Unlike other species of sea turtles, which have hard shells, the leatherback's shell is leathery; it feels almost rubbery. The shell is black, often speckled with white or yellow spots. These huge reptiles lived 100 million years ago—during the age of dinosaurs—but their future is uncertain.
Leatherbacks are one of the more endangered creatures on Earth. They are often caught by accident in fishing nets. Stuck underwater, they drown. Sea turtle nesting habitats are also being destroyed, and the eggs they do lay are illegally collected by people for food.
Newly hatched sea turtles instinctively head from the nest to the sea, but in areas where people live, the hatchlings often become confused by lights from houses built along shore. Instead of heading to sea, they head toward the lights. Another hazard for sea turtles is floating plastic trash, which they often mistake for jellyfish, their main food. Leatherbacks must breathe air at the surface, but can stay underwater for up to 35 minutes at a time. Only females ever leave the ocean.

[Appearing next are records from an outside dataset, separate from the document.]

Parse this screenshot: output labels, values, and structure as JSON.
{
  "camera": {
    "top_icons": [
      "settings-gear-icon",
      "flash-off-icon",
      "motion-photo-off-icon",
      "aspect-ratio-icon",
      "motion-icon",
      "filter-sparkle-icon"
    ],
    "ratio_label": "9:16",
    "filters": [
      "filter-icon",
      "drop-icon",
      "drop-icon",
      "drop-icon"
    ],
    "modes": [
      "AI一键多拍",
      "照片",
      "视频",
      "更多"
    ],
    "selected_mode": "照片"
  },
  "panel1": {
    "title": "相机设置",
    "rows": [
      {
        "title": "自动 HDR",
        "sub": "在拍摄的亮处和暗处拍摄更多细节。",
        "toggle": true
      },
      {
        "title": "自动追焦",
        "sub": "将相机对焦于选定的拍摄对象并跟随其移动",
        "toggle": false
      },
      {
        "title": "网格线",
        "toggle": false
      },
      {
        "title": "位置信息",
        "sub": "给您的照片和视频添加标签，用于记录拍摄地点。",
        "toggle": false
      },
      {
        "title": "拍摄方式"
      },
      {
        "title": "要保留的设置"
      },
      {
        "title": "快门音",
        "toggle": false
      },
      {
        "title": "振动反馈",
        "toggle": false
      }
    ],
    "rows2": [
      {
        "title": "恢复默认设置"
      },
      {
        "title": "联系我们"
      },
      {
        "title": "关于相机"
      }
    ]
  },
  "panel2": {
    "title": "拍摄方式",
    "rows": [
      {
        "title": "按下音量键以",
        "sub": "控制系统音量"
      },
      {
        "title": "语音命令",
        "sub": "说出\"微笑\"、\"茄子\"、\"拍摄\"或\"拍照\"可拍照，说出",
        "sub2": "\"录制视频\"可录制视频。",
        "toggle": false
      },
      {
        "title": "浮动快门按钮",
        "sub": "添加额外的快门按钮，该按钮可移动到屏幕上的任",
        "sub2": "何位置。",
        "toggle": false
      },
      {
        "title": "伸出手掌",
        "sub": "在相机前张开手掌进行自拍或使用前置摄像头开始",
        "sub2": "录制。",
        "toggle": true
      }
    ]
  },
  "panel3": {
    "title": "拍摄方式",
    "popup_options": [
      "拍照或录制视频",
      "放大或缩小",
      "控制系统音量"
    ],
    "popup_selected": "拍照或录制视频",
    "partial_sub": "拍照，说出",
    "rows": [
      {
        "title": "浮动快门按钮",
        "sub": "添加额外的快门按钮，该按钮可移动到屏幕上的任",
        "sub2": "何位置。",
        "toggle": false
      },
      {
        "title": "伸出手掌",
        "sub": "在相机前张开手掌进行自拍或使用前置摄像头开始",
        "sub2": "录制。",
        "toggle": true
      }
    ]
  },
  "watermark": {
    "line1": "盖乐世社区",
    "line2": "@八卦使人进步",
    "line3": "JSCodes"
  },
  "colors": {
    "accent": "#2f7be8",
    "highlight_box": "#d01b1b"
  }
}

During nesting season, the female comes ashore on a sandy beach, where she digs a hole. She lays about 100 eggs in the hole, covers them with sand, and heads back to sea. Sea turtles do not guard their nests, so the babies are on their own. The eggs take about two months to hatch. The tiny hatchlings are only 2 to 3 inches (5 to 8 centimeters) long.
As soon as they hatch, they dig their way out of the sandy nest and scurry across the beach to the sea. Gulls and other birds often scoop up the hatchlings before they make it to the water. Other predators, such as large fish, await those lucky enough to make it into the sea.